Phooey and Louie


Damon Runyon



My adult readers will kindly hand this one over to the kiddies without bothering to read it because it is nothing but a story about how Phooey Pigeon tried to impersonate Louie the stork and what came of it and I am sure the grown-ups will wish to avoid that sort of tripe.

Phooey Pigeon is a big blue bird who has always been what in my set we call a schnorrer, a sort of a bum who never works and is ever on the mooch, panhandling crumbs wherever he can and sleeping in the sheltered crevices of various buildings for which privilege he pays no rent whatever.

He is a member of the group that used to hang out in front of the Stork Club in East 53rd Street which as I have told you is the headquarters of Louie the stork who brings the little bouncing babies and some that never bounce, especially nowadays when the rubber shortage is very keen.

You could see Phooey and his companions there almost any day gossiping among themselves and cadging victuals from the doorman until a street repair crew moved into the strasse and set up such an ungodly racket that Phooey and his mob had to scram down to St. Patrick’s cathedral for peace and quiet although their appearance was deemed an unwarranted intrusion by the devout and orderly birds that have made the cathedral steps a meeting place for years.

The racket got so terrific that it also wore on the nerves of Louie the stork and during the repair crew’s working hours he likewise took to going down to the cathedral and standing on the steps where he could meditate and doze without having his ear drums busted, although of course Louie held himself aloof from Phooey and his ilk, storks having no truck in common with pigeons especially if the pigeons are bums.

It was during one of these periods of Louie’s absence from his headquarters that there arrived at the Stork Club a somewhat flustered but fine upstanding young gentleman with a slip of paper clutched in his duke and it also happened that at this moment Phooey Pigeon was standing on the sidewalk in front of the club waiting to see the doorman on the off chance of making a quick touch of a few grains of corn.

“I beg your pardon,” said the young gentleman addressing himself to Phooey, “my wife told me I would find here the famous bird she has been expecting. You are Louie the stork I presume.”

“I am,” replied Phooey, marvelling slightly that anyone could be dope enough to mistake a pigeon for a stork but as alert to opportunity as any other city slicker to a sucker. At the same time he tried to hunch himself upwards to look taller.

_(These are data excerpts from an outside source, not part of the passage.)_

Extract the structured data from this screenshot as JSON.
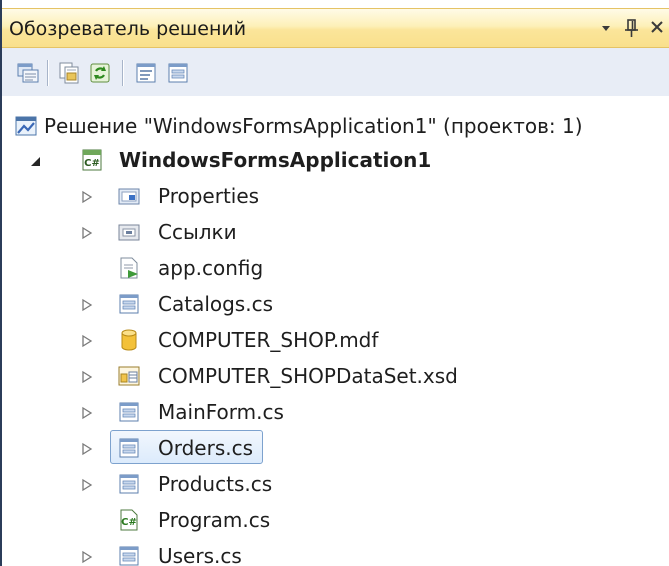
{
  "panel": {
    "title": "Обозреватель решений",
    "buttons": {
      "dropdown_glyph": "▼",
      "pin_glyph": "ᛋ",
      "close_glyph": "✕"
    }
  },
  "toolbar": {
    "items": [
      "properties-icon",
      "show-all-files-icon",
      "refresh-icon",
      "view-code-icon",
      "view-designer-icon"
    ]
  },
  "tree": {
    "solution": {
      "label": "Решение \"WindowsFormsApplication1\"  (проектов: 1)",
      "icon": "solution-icon"
    },
    "project": {
      "label": "WindowsFormsApplication1",
      "icon": "csharp-project-icon",
      "expanded": true
    },
    "items": [
      {
        "label": "Properties",
        "icon": "properties-folder-icon",
        "expandable": true
      },
      {
        "label": "Ссылки",
        "icon": "references-icon",
        "expandable": true
      },
      {
        "label": "app.config",
        "icon": "config-file-icon",
        "expandable": false
      },
      {
        "label": "Catalogs.cs",
        "icon": "form-icon",
        "expandable": true
      },
      {
        "label": "COMPUTER_SHOP.mdf",
        "icon": "database-icon",
        "expandable": true
      },
      {
        "label": "COMPUTER_SHOPDataSet.xsd",
        "icon": "dataset-icon",
        "expandable": true
      },
      {
        "label": "MainForm.cs",
        "icon": "form-icon",
        "expandable": true
      },
      {
        "label": "Orders.cs",
        "icon": "form-icon",
        "expandable": true,
        "selected": true
      },
      {
        "label": "Products.cs",
        "icon": "form-icon",
        "expandable": true
      },
      {
        "label": "Program.cs",
        "icon": "csharp-file-icon",
        "expandable": false
      },
      {
        "label": "Users.cs",
        "icon": "form-icon",
        "expandable": true
      }
    ]
  },
  "colors": {
    "title_bar": "#fbe59a",
    "toolbar": "#e8edf6",
    "selection_border": "#7da2ce"
  }
}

“Your legs are shorter than I anticipated,” said the young gentleman handing Phooey the slip of paper. “I have here an order from my missus for a ten-pound boy. I tried to get her to compromise on six pounds but she insists on a tenner. Can you take care of this?”

“Why, sure,” said Phooey Pigeon, quickly figuring in his mind the charges he would impose for cartage and other expenses. “Just give me the address and leave everything else to me. But of course,” he added, “I require a small retainer of let us say a peck of wheat.”

“I haven’t got much with me,” said the young man, “but I’ll leave my watch with you for security and I will have your fee waiting for you when you arrive.”

Seeing this was the best he could do, Phooey Pigeon took the time-piece and the address and the young gentleman departed highly elated. Then Phooey waited around until he got the chance of sneaking into the store room of the stork where the babies are kept and where he grabbed one off the ten-pound shelf although he was half tempted by the six pounders as they struck him as much cuter.

But he was afraid that the young gentleman might not pay off on a skimpier order so he put the ten pounder over his shoulder and started for the address wishing his legs were longer so he could get there more rapidly. And now, children, what do you suppose happened?

Well, the burden was too much for Phooey Pigeon and when a kindly cop picked up what he thought was an abandoned baby in a doorway, who was under the chubby little creature all flattened out but Phooey. They had to pump air into him with an auto tire pump to get him back in shape again.

And do you know what? It was the lady’s ten-pound requirement that was his undoing because packing only a sixer, Phooey would have made the delivery okay and pulled off his swindle. So the moral is, kids, never try to carry too much weight.